It is tax season, and while much of spring is spent discussing what must be paid out in taxes, it is also a great time to take advantage of savings opportunities.
For small businesses, one of the greatest expenditures, healthcare, can now offer additional savings this tax season. The Affordable Care Act (enacted March 2010) intends to help small businesses and tax-exempt organizations afford the cost of providing healthcare to their employees. In particular, the credit is focused on helping employers with low and moderate income workers, and encouraging employers to offer health insurance for the first time or maintain the coverage that they already have.
The Small Business Healthcare Tax Credit provides a credit worth up to 35% of eligible small businesses’ premium costs through 2013. Even if a business did not owe tax in 2011, the credit can be carried back or forward for other tax years. Non-profits are also eligible to receive a tax credit of up to 25% of the cost of the organization's premium through 2013. Even if a business has no taxable income, they may be eligible to receive the credit as a refund. This is particularly beneficial to tax-exempt organizations. In 2014, the rate increases to 50% for small businesses and 35% for non-profits.
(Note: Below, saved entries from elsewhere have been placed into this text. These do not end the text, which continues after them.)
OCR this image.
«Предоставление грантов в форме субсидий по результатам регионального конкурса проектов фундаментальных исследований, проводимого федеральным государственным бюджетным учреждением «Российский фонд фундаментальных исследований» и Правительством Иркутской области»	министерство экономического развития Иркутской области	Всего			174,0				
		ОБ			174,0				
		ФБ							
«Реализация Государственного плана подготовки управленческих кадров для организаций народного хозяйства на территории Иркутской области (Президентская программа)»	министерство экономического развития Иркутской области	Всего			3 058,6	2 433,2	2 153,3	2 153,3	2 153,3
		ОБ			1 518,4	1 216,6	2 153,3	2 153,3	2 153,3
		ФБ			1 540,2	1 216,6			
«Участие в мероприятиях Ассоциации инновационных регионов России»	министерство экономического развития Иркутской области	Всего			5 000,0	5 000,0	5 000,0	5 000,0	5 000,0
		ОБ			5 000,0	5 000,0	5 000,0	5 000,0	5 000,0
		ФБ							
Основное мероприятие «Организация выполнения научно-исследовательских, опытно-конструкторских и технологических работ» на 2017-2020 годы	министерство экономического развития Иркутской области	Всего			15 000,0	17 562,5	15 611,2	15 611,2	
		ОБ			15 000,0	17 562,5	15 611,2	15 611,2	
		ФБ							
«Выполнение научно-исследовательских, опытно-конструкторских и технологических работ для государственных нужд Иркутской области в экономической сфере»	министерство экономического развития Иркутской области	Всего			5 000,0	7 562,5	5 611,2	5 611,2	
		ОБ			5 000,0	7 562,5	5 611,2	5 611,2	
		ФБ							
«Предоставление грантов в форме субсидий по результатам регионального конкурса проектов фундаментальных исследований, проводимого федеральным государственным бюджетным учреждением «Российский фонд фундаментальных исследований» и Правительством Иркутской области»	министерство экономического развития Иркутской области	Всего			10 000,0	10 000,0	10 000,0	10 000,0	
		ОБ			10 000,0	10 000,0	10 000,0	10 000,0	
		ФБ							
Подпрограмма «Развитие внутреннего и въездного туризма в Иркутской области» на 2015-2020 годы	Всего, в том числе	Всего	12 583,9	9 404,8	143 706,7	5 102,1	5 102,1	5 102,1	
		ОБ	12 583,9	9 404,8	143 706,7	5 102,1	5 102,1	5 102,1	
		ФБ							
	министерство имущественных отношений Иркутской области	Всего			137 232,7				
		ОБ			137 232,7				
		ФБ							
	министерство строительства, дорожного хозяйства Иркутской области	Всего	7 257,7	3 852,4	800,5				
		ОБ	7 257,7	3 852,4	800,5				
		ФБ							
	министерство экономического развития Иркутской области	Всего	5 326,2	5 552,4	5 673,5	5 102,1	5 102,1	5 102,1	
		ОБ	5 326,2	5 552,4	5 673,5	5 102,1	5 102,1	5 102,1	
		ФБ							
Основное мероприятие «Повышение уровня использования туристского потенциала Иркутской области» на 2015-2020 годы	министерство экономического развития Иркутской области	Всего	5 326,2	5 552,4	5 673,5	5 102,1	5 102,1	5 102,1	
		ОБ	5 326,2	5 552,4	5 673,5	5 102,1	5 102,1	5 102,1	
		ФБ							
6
To be eligible, a business or tax-exempt organization must meet the following requirements:
- The employer must cover at least 50% of the premium for healthcare coverage based on the single employee-only rate.
- The employer must have less than the equivalent of 25 full-time workers (for example, an employee with fewer than 50 half-time workers may be eligible).
- The employer must pay average annual wages below $50,000. The credit will gradually phase out for businesses with average wages between $25,000 and $50,000.
The credit will phase out based on wages and for businesses with the equivalent of between 10 and 25 full-time workers. The IRS provides a sheet of sample scenarios to illustrate how the credit would be applied in different circumstances.
In order to help small businesses and tax-exempt organizations determine if they are eligible, the IRS has developed a fact sheet to assist employers in determining whether they qualify for the Small Business Health Care Tax Credit. There are three steps to determine the size of the business, the average wages, and the amount of the insurance premium paid by the employer for employees at the single “employee-only” coverage rate. Employers must use the IRS Form 8941 to calculate and claim the credit which will be included as part of the general business credit on income tax returns. For tax-exempt organizations, the credit is included on line 44(f) of the IRS Revised Form 990-T. If you are unsure if you qualify for the credit, you may want to check with a tax professional for assistance.
Derek Dissinger is a lawyer at Russell, Krafft and Gruber LLP in Lancaster, Pennsylvania. He received his law degree from Duquesne University and practices in a variety of areas, including Business Law and Taxation.